« Il y a des gens qui n’auraient jamais été amoureux s’ils n’avaient jamais entendu parler de l’amour ». Et ce que La Rochefoucault dit de l’amour est certainement plus vrai encore pour les passions plus secondaires. Certains ont la passion du bricolage, mais beaucoup d’autres se sont bricolé leur passion. Ils se la sont improvisée, faute d’avoir pu en détecter une suffisamment saillante en leur for intérieur.
J’ai ainsi le souvenir d’un garçon du lycée qui s’affirmait tintinophile. Dans les faits, il ne connaissait pas beaucoup mieux Tintin que vous et moi, n’avait rien de spécial à vous apprendre sur le sujet, simplement il en parlait beaucoup et souvent. Il ne parlait pas tant, d’ailleurs, de Tintin et de son univers que de sa tintinophilie elle-même, dont il donnait des gages visibles de temps à autres en se faisant l’acquéreur d’un gadget, d’un cahier à spirales, d’un gant de toilette ou autre accessoire siglé.
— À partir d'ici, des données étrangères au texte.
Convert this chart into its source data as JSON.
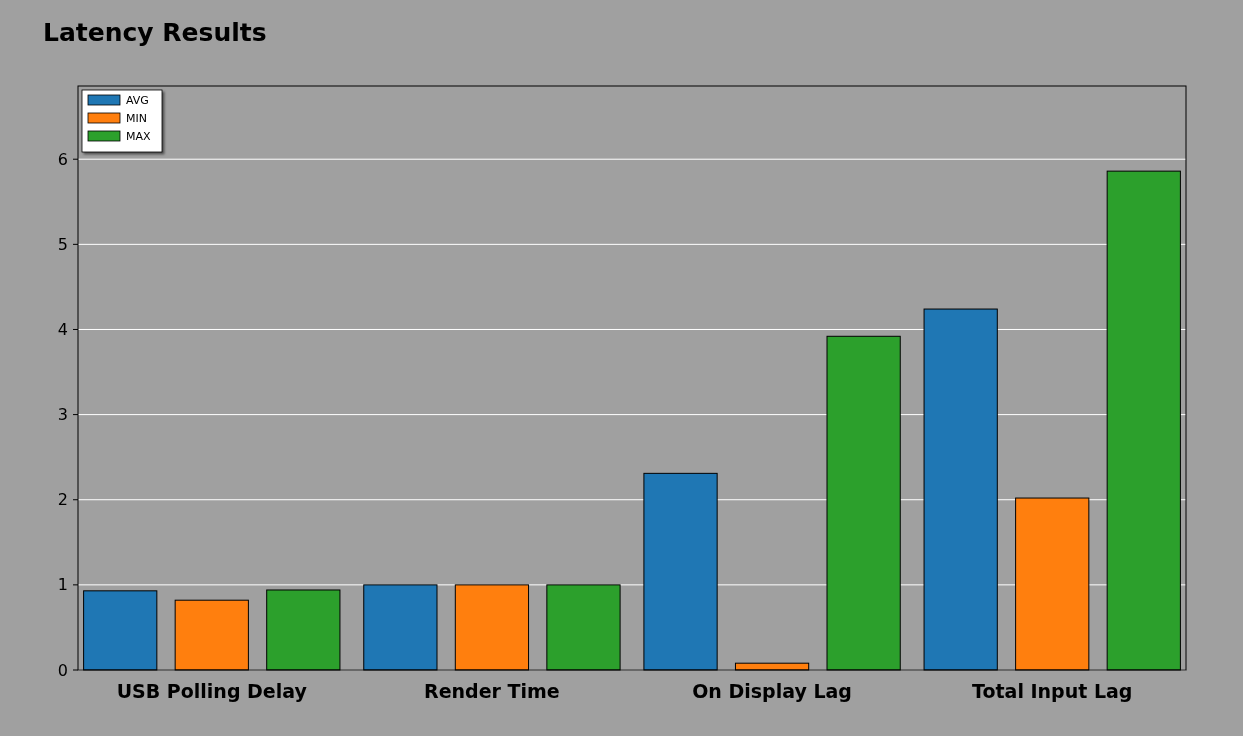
{
  "chart_data": {
    "type": "bar",
    "title": "Latency Results",
    "categories": [
      "USB Polling Delay",
      "Render Time",
      "On Display Lag",
      "Total Input Lag"
    ],
    "series": [
      {
        "name": "AVG",
        "color": "#1f77b4",
        "values": [
          0.93,
          1.0,
          2.31,
          4.24
        ]
      },
      {
        "name": "MIN",
        "color": "#ff7f0e",
        "values": [
          0.82,
          1.0,
          0.08,
          2.02
        ]
      },
      {
        "name": "MAX",
        "color": "#2ca02c",
        "values": [
          0.94,
          1.0,
          3.92,
          5.86
        ]
      }
    ],
    "ylim": [
      0,
      6.86
    ],
    "yticks": [
      0,
      1,
      2,
      3,
      4,
      5,
      6
    ],
    "grid": "y",
    "legend": "top left"
  }
}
Se donner une passion ostensible est un moyen simple et efficace pour se positionner dans l’esprit des amis et de la foule. Une passion affirmée est en quelque sorte un positionnement marketing à destination des autres. Vous n’êtes plus un élève lambda parmi les autres, vous êtes celui qui est dingue de Tintin. Votre monde intérieur est immédiatement visible et identifiable. Pas besoin de longues conversations pour vous situer aux yeux de tous ou pour vous révéler : sans que l’on ait à vous connaître, on sait au moins cela de vous.
Beaucoup de ces passions d’apparat se bricolent à l’adolescence, mais elles peuvent naître et exister aussi plus tard dans la vie. Celles-ci existent de plus en plus d’ailleurs, tant notre société demande à chacun de « suivre sa passion » comme si chacun devait naturellement en posséder une. Le consultant Accenture en mal de personnalité aura à cœur de rehausser le ton parme de sa cravate par une passion déclarée, par exemple l’œnologie. Le voici ainsi doté d’une spécificité. A la machine à café, à la cantine le midi, il sera Monsieur Vin. On sait de quoi parler et plaisanter avec lui. Et l’on croira tomber juste en lui offrant une belle bouteille lors de son pot de départ.
Pour que la passion d’apparat fonctionne, deux règles à observer. D’abord, il est important qu’elle ne prenne pas le pas sur le reste, sans quoi l’on passerait simplement pour un type obsessionnel et un peu limité. La passion doit rester la couleur de fond de sa personnalité (ce qui n’est pas difficile lorsqu’on n’est pas véritablement passionné). Seconde règle élémentaire : l’objet de la passion doit être suffisamment commun et partagé. Rien ne sert de se faire le passionné d’une discipline par trop confidentielle ou trop pointue, que personne ou trop peu de monde n’aurait aisance à évoquer. L’objet de la passion doit « ne pas manger de pain » comme on dit. Il sera plus ou moins connu de tous et trouvera maintes occasions de se caser dans la conversation courante. Votre singularité ou votre expertise résidant dans le fait d’en parler souvent, ou beaucoup.